The bankruptcy court concluded that the equitable distribution was not in the nature of support under § 523(a). The court listed several characteristics that the equitable distribution shared with a property settlement and which distinguished it from a support obligation: (1) the obligation is not subject to death or remarriage; (2) it is payable in three lump sums rather than installments; (3) it is non-modifiable; (4) it is not enforceable through contempt proceedings;1 (5) the divorce court derived it [1266]*1266by equally dividing the assets and liabilities of the couple; (6) the minor children were separately awarded support of $5,150 a month; and (7) the divorce court separately awarded rehabilitative alimony.

Although the factors considered by the bankruptcy court are relevant to our inquiry, the touchstone for discharge-ability under § 523(a)(5) is the intent of the parties.

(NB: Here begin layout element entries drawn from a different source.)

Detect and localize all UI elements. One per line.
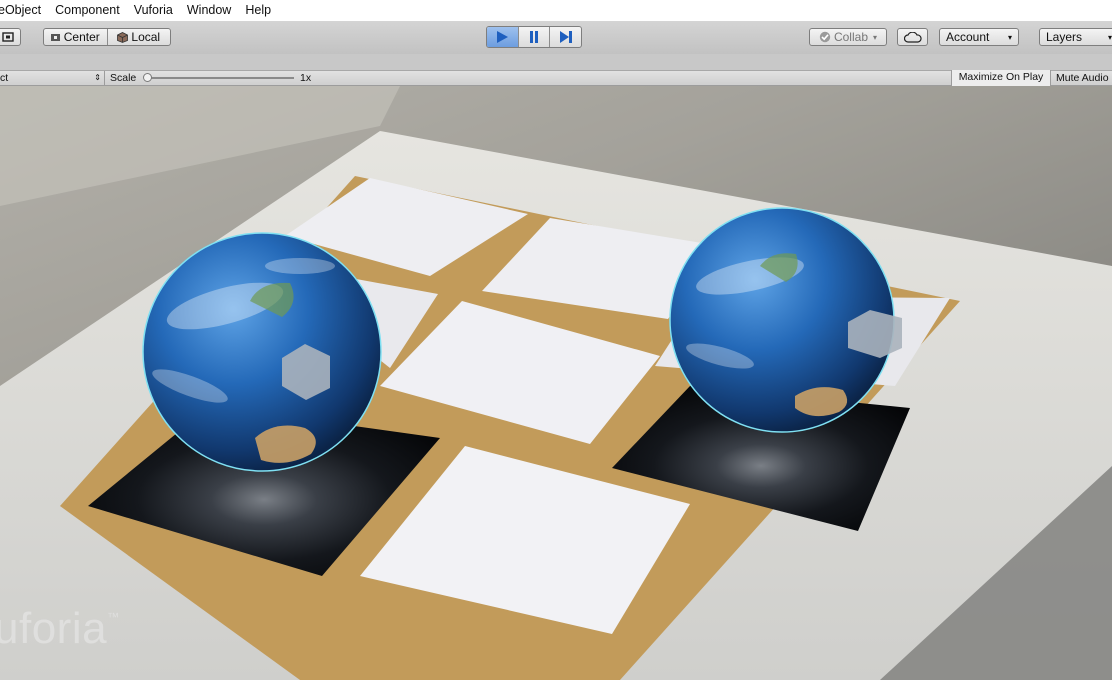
menu-window[interactable]: Window [180, 0, 238, 21]
playback-controls [486, 26, 582, 48]
earth-sphere-left [142, 232, 382, 472]
step-button[interactable] [549, 27, 581, 47]
game-view-toolbar: ct ⇕ Scale 1x Maximize On Play Mute Audi… [0, 70, 1112, 86]
menu-help[interactable]: Help [238, 0, 278, 21]
pivot-local-label: Local [131, 30, 161, 44]
aspect-dropdown[interactable]: ct ⇕ [0, 71, 105, 85]
rect-tool-button[interactable] [0, 28, 21, 46]
menu-gameobject[interactable]: eObject [0, 0, 48, 21]
pivot-toggle-group: Center Local [43, 28, 171, 46]
toolbar: Center Local Collab ▾ Account ▾ Layers ▾ [0, 21, 1112, 55]
chevron-down-icon: ▾ [1007, 32, 1012, 42]
pivot-center-label: Center [63, 30, 100, 44]
play-button[interactable] [487, 27, 518, 47]
menu-component[interactable]: Component [48, 0, 127, 21]
maximize-on-play-toggle[interactable]: Maximize On Play [951, 70, 1051, 86]
layers-dropdown[interactable]: Layers ▾ [1039, 28, 1112, 46]
center-pivot-icon [50, 33, 60, 41]
mute-audio-toggle[interactable]: Mute Audio [1052, 71, 1112, 85]
pause-icon [530, 31, 538, 43]
collab-label: Collab [833, 30, 868, 44]
pivot-center-button[interactable]: Center [44, 29, 107, 45]
layers-label: Layers [1046, 30, 1083, 44]
game-view-header: ct ⇕ Scale 1x Maximize On Play Mute Audi… [0, 54, 1112, 86]
local-cube-icon [117, 31, 129, 43]
vuforia-watermark: uforia™ [0, 604, 120, 653]
ar-scene [0, 86, 1112, 680]
step-icon [559, 31, 572, 43]
scale-label: Scale [110, 72, 137, 84]
cloud-icon [903, 31, 922, 43]
aspect-label: ct [0, 72, 9, 84]
scale-slider-handle[interactable] [143, 73, 152, 82]
menu-bar: eObject Component Vuforia Window Help [0, 0, 1112, 22]
chevron-down-icon: ▾ [1107, 32, 1112, 42]
scale-value: 1x [300, 72, 312, 84]
rect-tool-icon [1, 32, 14, 42]
collab-button[interactable]: Collab ▾ [809, 28, 887, 46]
chevron-down-icon: ▾ [873, 32, 878, 42]
check-circle-icon [819, 31, 831, 43]
scale-slider-track[interactable] [146, 77, 294, 79]
updown-arrows-icon: ⇕ [94, 73, 101, 82]
pause-button[interactable] [517, 27, 550, 47]
cloud-button[interactable] [897, 28, 928, 46]
play-icon [497, 31, 509, 43]
pivot-local-button[interactable]: Local [106, 29, 171, 45]
game-view-camera-feed[interactable]: uforia™ [0, 86, 1112, 680]
menu-vuforia[interactable]: Vuforia [127, 0, 180, 21]
account-dropdown[interactable]: Account ▾ [939, 28, 1019, 46]
account-label: Account [946, 30, 990, 44]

See In re Sampson, 997 F.2d at 723. In determining whether a particular obligation is in the nature of support, “[a]ll evidence, direct or circumstantial, which tends to illuminate the parties subjective intent is relevant.” In re Brody, 3 F.3d at 38. When the bankruptcy court determined that the equitable distribution was not in the nature of support, it failed to take into account the intent of the divorce court as reflected in the Divorce Judgment.